Claire Tratnyek
PhD in History
2024
Claire is a history PhD student at Northeastern University studying cultural history in the Atlantic World, the urban history of the Northeastern United States (particularly in New England), the history of the American education system, and public history methodologies (particularly in museums). After teaching for nearly a decade in Boston schools, she is especially interested in the history of teaching history – the curricula, the textbooks, and the pedagogy. Her goal is to produce public facing work that can inform educators who work both in K-12 systems and in higher ed. institutions. Claire’s experience working in a program for Boston Public School teachers called Thinking Through Art at the Isabella Stewart Gardner Museum has made her curious about the uses of imagery – from museums, from textbooks, and from digital media collections – in K-12 United States History curricula. Claire earned her BA in Anthropology and European History at a small liberal arts college called Franklin Pierce and graduated from Northeastern with MA degrees in World History and in Teaching before becoming an educator. Through Northeastern’s ‘Experiential PhD’ program, Claire has worked as a Doctoral Fellow in GBH Boston’s history education department (Summer 2020), and as a Doctoral Fellow in the Thinking Through Art program at the Gardner Museum (Fall 2020). She has also worked on the Journal of the Plague Year digital archive writing curriculum (Summer 2020), and recently published a review of “Land and Legacy” for Reviews in Digital Humanities (Vol 2, No. 5, May 2021).
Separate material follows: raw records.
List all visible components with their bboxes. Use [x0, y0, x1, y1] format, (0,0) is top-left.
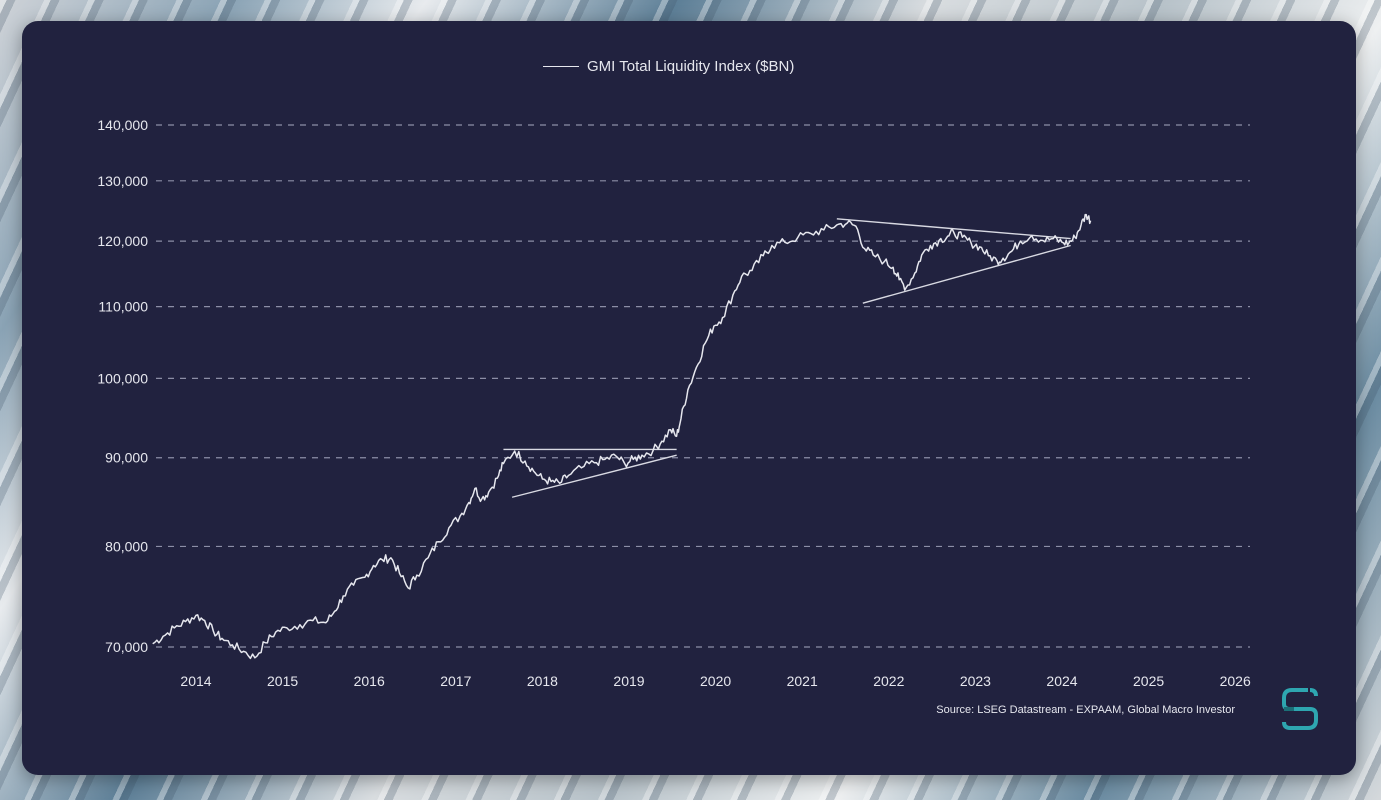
y-tick-label: 130,000: [97, 173, 148, 189]
y-tick-label: 70,000: [105, 639, 148, 655]
x-tick-label: 2024: [1046, 673, 1077, 689]
legend-label: GMI Total Liquidity Index ($BN): [587, 57, 795, 75]
chart-legend: GMI Total Liquidity Index ($BN): [543, 57, 794, 75]
series-line-0: [152, 213, 1092, 660]
grid-lines: [156, 124, 1250, 648]
x-tick-label: 2015: [267, 673, 298, 689]
x-tick-label: 2016: [354, 673, 385, 689]
source-note: Source: LSEG Datastream - EXPAAM, Global…: [936, 704, 1235, 716]
x-tick-label: 2022: [873, 673, 904, 689]
x-tick-label: 2023: [960, 673, 991, 689]
legend-line-swatch: [543, 65, 579, 67]
x-tick-label: 2014: [180, 673, 211, 689]
trendline-1: [511, 454, 677, 498]
trendline-3: [862, 244, 1071, 304]
x-tick-label: 2018: [527, 673, 558, 689]
x-tick-label: 2020: [700, 673, 731, 689]
trendlines: [503, 218, 1071, 498]
x-axis-ticks: 2014 2015 2016 2017 2018 2019 2020 2021 2022 2023…: [180, 673, 1251, 689]
expaam-logo-icon: [1282, 688, 1318, 730]
y-axis-ticks: 70,000 80,000 90,000 100,000 110,000 120,000 1…: [97, 117, 148, 655]
x-tick-label: 2026: [1220, 673, 1251, 689]
y-tick-label: 140,000: [97, 117, 148, 133]
x-tick-label: 2017: [440, 673, 471, 689]
y-tick-label: 100,000: [97, 370, 148, 386]
trendline-2: [836, 218, 1071, 240]
y-tick-label: 90,000: [105, 450, 148, 466]
x-tick-label: 2019: [613, 673, 644, 689]
y-tick-label: 120,000: [97, 233, 148, 249]
x-tick-label: 2025: [1133, 673, 1164, 689]
y-tick-label: 80,000: [105, 538, 148, 554]
chart-card: [22, 21, 1356, 775]
series-lines: [152, 213, 1092, 660]
x-tick-label: 2021: [787, 673, 818, 689]
y-tick-label: 110,000: [98, 299, 148, 315]
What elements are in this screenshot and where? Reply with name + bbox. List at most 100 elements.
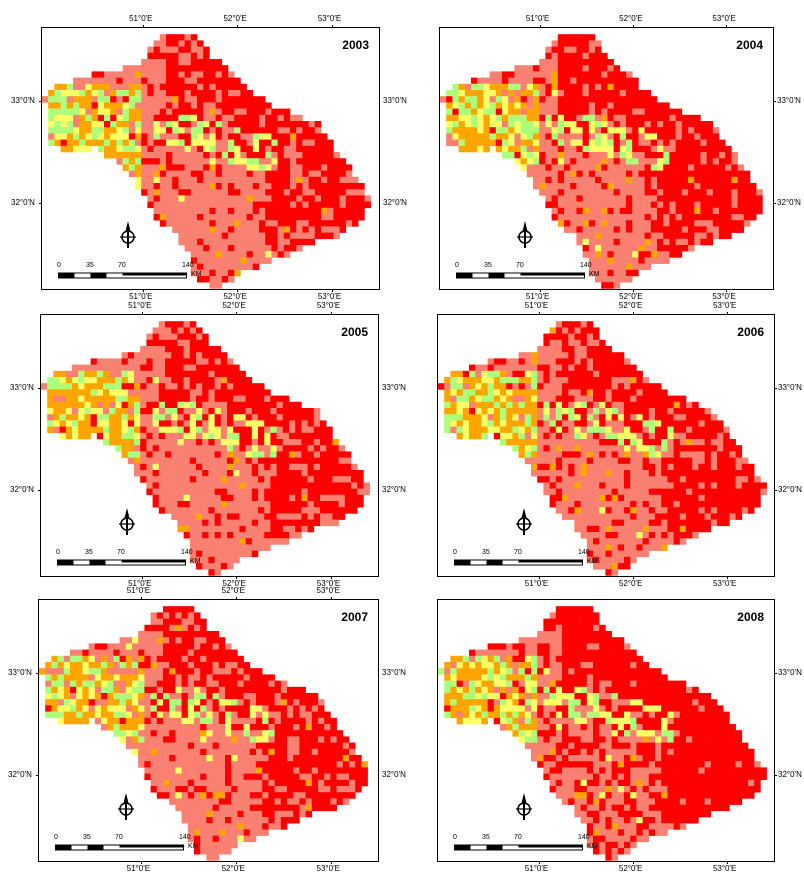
latitude-label: 33°0'N: [383, 96, 407, 106]
latitude-label: 33°0'N: [11, 96, 35, 106]
scale-tick-label: 140: [182, 262, 194, 269]
scale-tick-label: 0: [453, 834, 457, 841]
scale-tick-label: 140: [578, 834, 590, 841]
longitude-tick: [726, 289, 728, 292]
scale-bar: [57, 559, 186, 566]
longitude-tick: [143, 25, 145, 28]
longitude-label-bottom: 52°0'E: [618, 579, 643, 588]
latitude-label: 33°0'N: [778, 668, 802, 678]
longitude-label-top: 51°0'E: [129, 14, 153, 23]
raster-map-2005: [41, 321, 370, 576]
latitude-tick: [774, 774, 777, 776]
longitude-label-top: 52°0'E: [223, 14, 247, 23]
scale-unit-label: KM: [188, 843, 199, 850]
scale-tick-label: 35: [83, 834, 91, 841]
year-label: 2005: [341, 325, 368, 339]
scale-tick-label: 0: [455, 262, 459, 269]
scale-tick-label: 0: [56, 549, 60, 556]
year-label: 2008: [737, 610, 764, 624]
scale-bar: [58, 272, 187, 279]
longitude-tick: [330, 861, 332, 864]
map-panel-2008: 2008 51°0'E 52°0'E 53°0'E 33°0'N 32°0'N 0 35 70 1…: [437, 599, 802, 873]
latitude-tick: [774, 388, 777, 390]
scale-tick-label: 70: [115, 834, 123, 841]
latitude-tick: [36, 774, 39, 776]
map-panel-2005: 2005 51°0'E 51°0'E 52°0'E 52°0'E 53°0'E 53°0'E…: [10, 301, 406, 588]
longitude-tick: [140, 597, 142, 600]
longitude-tick: [237, 289, 239, 292]
longitude-label-top: 53°0'E: [712, 301, 737, 310]
longitude-tick: [726, 861, 728, 864]
scale-tick-label: 70: [516, 262, 524, 269]
scale-tick-label: 70: [117, 549, 125, 556]
longitude-tick: [331, 289, 333, 292]
raster-map-2006: [438, 321, 767, 576]
longitude-tick: [236, 576, 238, 579]
raster-map-2007: [39, 606, 368, 861]
scale-unit-label: KM: [589, 271, 600, 278]
latitude-tick: [774, 489, 777, 491]
scale-bar: [454, 559, 583, 566]
latitude-label: 32°0'N: [778, 484, 802, 494]
longitude-label-bottom: 51°0'E: [126, 864, 151, 873]
longitude-label-top: 51°0'E: [524, 301, 549, 310]
scale-bar: [55, 844, 184, 851]
longitude-tick: [236, 312, 238, 315]
latitude-label: 32°0'N: [382, 769, 406, 779]
longitude-label-bottom: 51°0'E: [524, 579, 549, 588]
north-arrow-icon: [120, 221, 137, 249]
year-label: 2004: [736, 38, 763, 52]
longitude-label-top: 53°0'E: [317, 14, 342, 23]
scale-tick-label: 35: [85, 549, 93, 556]
longitude-label-bottom: 51°0'E: [128, 579, 152, 588]
longitude-label-bottom: 52°0'E: [223, 292, 247, 301]
latitude-label: 33°0'N: [10, 383, 34, 393]
longitude-label-bottom: 52°0'E: [618, 864, 643, 873]
longitude-label-bottom: 51°0'E: [525, 292, 550, 301]
latitude-tick: [773, 101, 776, 103]
raster-map-2004: [440, 34, 763, 289]
longitude-label-bottom: 51°0'E: [129, 292, 153, 301]
scale-tick-label: 70: [118, 262, 126, 269]
scale-tick-label: 35: [484, 262, 492, 269]
year-label: 2003: [342, 38, 369, 52]
scale-tick-label: 0: [57, 262, 61, 269]
latitude-label: 33°0'N: [382, 383, 406, 393]
latitude-label: 32°0'N: [382, 484, 406, 494]
longitude-label-bottom: 51°0'E: [524, 864, 549, 873]
longitude-tick: [538, 861, 540, 864]
longitude-label-bottom: 52°0'E: [221, 864, 246, 873]
scale-unit-label: KM: [191, 271, 202, 278]
north-arrow-icon: [517, 221, 534, 249]
longitude-label-bottom: 53°0'E: [316, 579, 341, 588]
scale-tick-label: 35: [482, 549, 490, 556]
north-arrow-icon: [119, 508, 136, 536]
scale-tick-label: 140: [578, 549, 590, 556]
year-label: 2007: [341, 610, 368, 624]
latitude-label: 33°0'N: [777, 96, 801, 106]
map-panel-2004: 2004 51°0'E 51°0'E 52°0'E 52°0'E 53°0'E 53°0'E…: [439, 14, 801, 301]
longitude-label-top: 53°0'E: [712, 14, 736, 23]
longitude-tick: [235, 597, 237, 600]
longitude-label-top: 51°0'E: [525, 14, 550, 23]
longitude-tick: [331, 25, 333, 28]
scale-bar: [456, 272, 585, 279]
longitude-label-top: 52°0'E: [618, 301, 643, 310]
longitude-label-top: 51°0'E: [128, 301, 152, 310]
longitude-label-bottom: 53°0'E: [316, 864, 340, 873]
longitude-label-top: 53°0'E: [316, 586, 340, 595]
latitude-label: 32°0'N: [778, 769, 802, 779]
north-arrow-icon: [515, 508, 532, 536]
longitude-label-bottom: 52°0'E: [619, 292, 643, 301]
longitude-label-top: 52°0'E: [619, 14, 643, 23]
longitude-label-top: 51°0'E: [126, 586, 151, 595]
latitude-label: 33°0'N: [8, 668, 32, 678]
scale-unit-label: KM: [587, 558, 598, 565]
scale-unit-label: KM: [190, 558, 201, 565]
latitude-label: 32°0'N: [383, 197, 407, 207]
longitude-tick: [330, 312, 332, 315]
latitude-tick: [36, 673, 39, 675]
longitude-tick: [633, 25, 635, 28]
latitude-tick: [773, 202, 776, 204]
scale-tick-label: 35: [86, 262, 94, 269]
She is currently working as a Digital Integration Teaching Initiative Fellow and as a research assistant in the Isabella Stewart Gardner Museum’s education department.

“Northeastern recognizes the value in connecting pragmatic, non-academic experiences with traditional university learning opportunities – not everyone wants to work on projects that have a purely academic audience of experts, and these ‘real world’ experiences allow graduate students to do work that may be more public-facing or wide-reaching.”